From: Jeff Senn (senn@maya.com)
Date: Tue Sep 22 2009 - 14:36:45 CDT

  • Next message: Bjoern Hoehrmann: "Re: NFC/NFKC Normalization Edge Case"

    Can someone sort out an ambiguity for me in composition during
    normalization?
    Either I misunderstand, or a couple of widely deployed implementations
    have bugs,
    and/or the standards docs imply an inconsistency.

    Here are 2 test cases and the question is, can the characters be
    *canonically*
    combined during normalization?

    case 1: 1B11, 1B35
    case 2: 0CCA, 0CD5

    There are (non-compatibility) decompositions for both of these
    sequences:

      1B12 --> 1B11, 1B35
      0CCB --> 0CCA, 0CD5

    All of these characters have combining class 0. Can they be canonically
    combined? Even though the 2nd characters are NOT "combining"?
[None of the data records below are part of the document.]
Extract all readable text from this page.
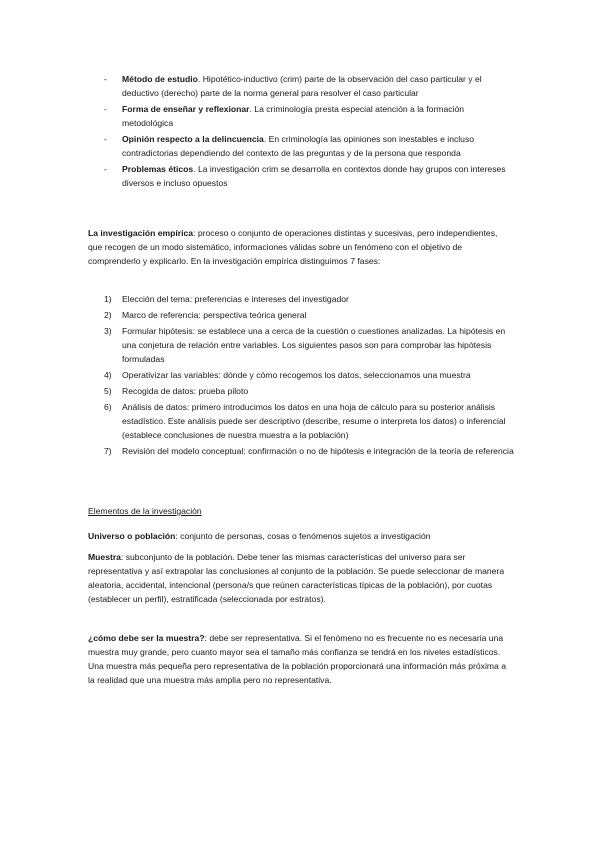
- Método de estudio. Hipotético-inductivo (crim) parte de la observación del caso particular y el deductivo (derecho) parte de la norma general para resolver el caso particular
- Forma de enseñar y reflexionar. La criminología presta especial atención a la formación metodológica
- Opinión respecto a la delincuencia. En criminología las opiniones son inestables e incluso contradictorias dependiendo del contexto de las preguntas y de la persona que responda
- Problemas éticos. La investigación crim se desarrolla en contextos donde hay grupos con intereses diversos e incluso opuestos

La investigación empírica: proceso o conjunto de operaciones distintas y sucesivas, pero independientes, que recogen de un modo sistemático, informaciones válidas sobre un fenómeno con el objetivo de comprenderlo y explicarlo. En la investigación empírica distinguimos 7 fases:

1) Elección del tema: preferencias e intereses del investigador
2) Marco de referencia: perspectiva teórica general
3) Formular hipótesis: se establece una a cerca de la cuestión o cuestiones analizadas. La hipótesis en una conjetura de relación entre variables. Los siguientes pasos son para comprobar las hipótesis formuladas
4) Operativizar las variables: dónde y cómo recogemos los datos, seleccionamos una muestra
5) Recogida de datos: prueba piloto
6) Análisis de datos: primero introducimos los datos en una hoja de cálculo para su posterior análisis estadístico. Este análisis puede ser descriptivo (describe, resume o interpreta los datos) o inferencial (establece conclusiones de nuestra muestra a la población)
7) Revisión del modelo conceptual: confirmación o no de hipótesis e integración de la teoría de referencia

Elementos de la investigación

Universo o población: conjunto de personas, cosas o fenómenos sujetos a investigación

Muestra: subconjunto de la población. Debe tener las mismas características del universo para ser representativa y así extrapolar las conclusiones al conjunto de la población. Se puede seleccionar de manera aleatoria, accidental, intencional (persona/s que reúnen características típicas de la población), por cuotas (establecer un perfil), estratificada (seleccionada por estratos).

¿cómo debe ser la muestra?: debe ser representativa. Si el fenómeno no es frecuente no es necesaria una muestra muy grande, pero cuanto mayor sea el tamaño más confianza se tendrá en los niveles estadísticos. Una muestra más pequeña pero representativa de la población proporcionará una información más próxima a la realidad que una muestra más amplia pero no representativa.
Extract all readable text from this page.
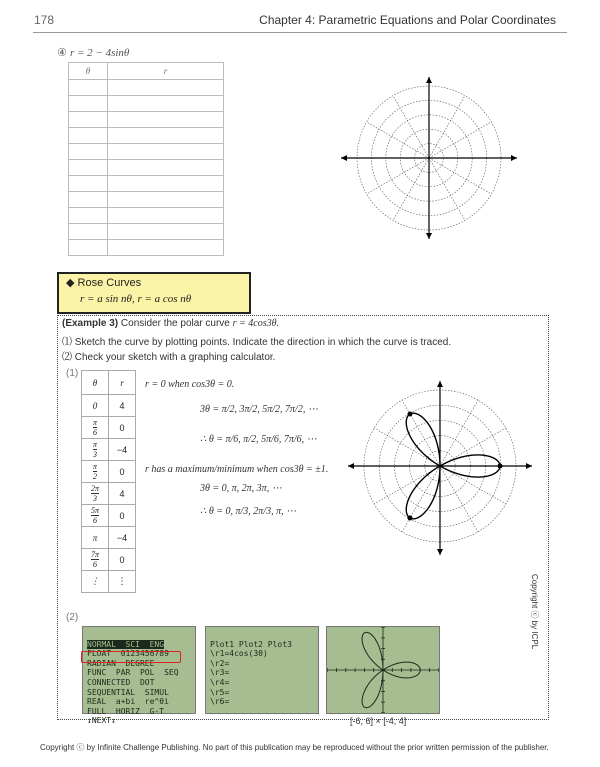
178	Chapter 4: Parametric Equations and Polar Coordinates
④ r = 2 − 4sinθ
θ	r

◆ Rose Curves
r = a sin nθ, r = a cos nθ
(Example 3) Consider the polar curve r = 4cos3θ.
⑴ Sketch the curve by plotting points. Indicate the direction in which the curve is traced.
⑵ Check your sketch with a graphing calculator.
(1)
θ	r
0	4

$\frac{\pi}{6}$	0

$\frac{\pi}{3}$	−4

$\frac{\pi}{2}$	0

$\frac{2\pi}{3}$	4

$\frac{5\pi}{6}$	0
π	−4

$\frac{7\pi}{6}$	0
⋮	⋮
r = 0 when cos3θ = 0.
3θ = π/2, 3π/2, 5π/2, 7π/2, ⋯
∴ θ = π/6, π/2, 5π/6, 7π/6, ⋯
r has a maximum/minimum when cos3θ = ±1.
3θ = 0, π, 2π, 3π, ⋯
∴ θ = 0, π/3, 2π/3, π, ⋯
Copyright ⓒ by ICPL
(2)

NORMAL  SCI  ENG
FLOAT  0123456789
RADIAN  DEGREE
FUNC  PAR  POL  SEQ
CONNECTED  DOT
SEQUENTIAL  SIMUL
REAL  a+bi  re^θi
FULL  HORIZ  G-T
↓NEXT↓

Plot1 Plot2 Plot3
\r1=4cos(3θ)
\r2=
\r3=
\r4=
\r5=
\r6=
[-6, 6] × [-4, 4]
Copyright ⓒ by Infinite Challenge Publishing. No part of this publication may be reproduced without the prior written permission of the publisher.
    My read of the current UAX15 implies "yes".

    UAX15 currently says: "D2. In any character sequence beginning with a
    starter S, a character C is blocked from S if and only if there is
    some character B between S and C, and either B is a starter or it has
    the same or higher combining class as C."

    Since there is no character between S and C, I assume C is not
    "blocked".

    However a previous of draft of UAX15 uses the phrase "A combining
    character C
    can be canonically combined with a base character B..." which implies
    "No".

    http://unicode.org/reports/tr15/
    http://unicode.org/reports/tr15/pdtr15.html

    At least 2 implementations do the combination in case 2: Python and
    the ICU library
    (e.g. http://minaret.info/test/normalize.msp ) However ICU seems
    inconsistent in that
    it does NOT combine case 1!

    So, if the answer is indeed "YES", one might add

    case 3: 0CCA, 0300, 0CD5 (admittedly unusual)

    which clearly should not compose since ccc(0300) >= ccc(0CD5)
    (http://www.unicode.org/review/pr-29.html)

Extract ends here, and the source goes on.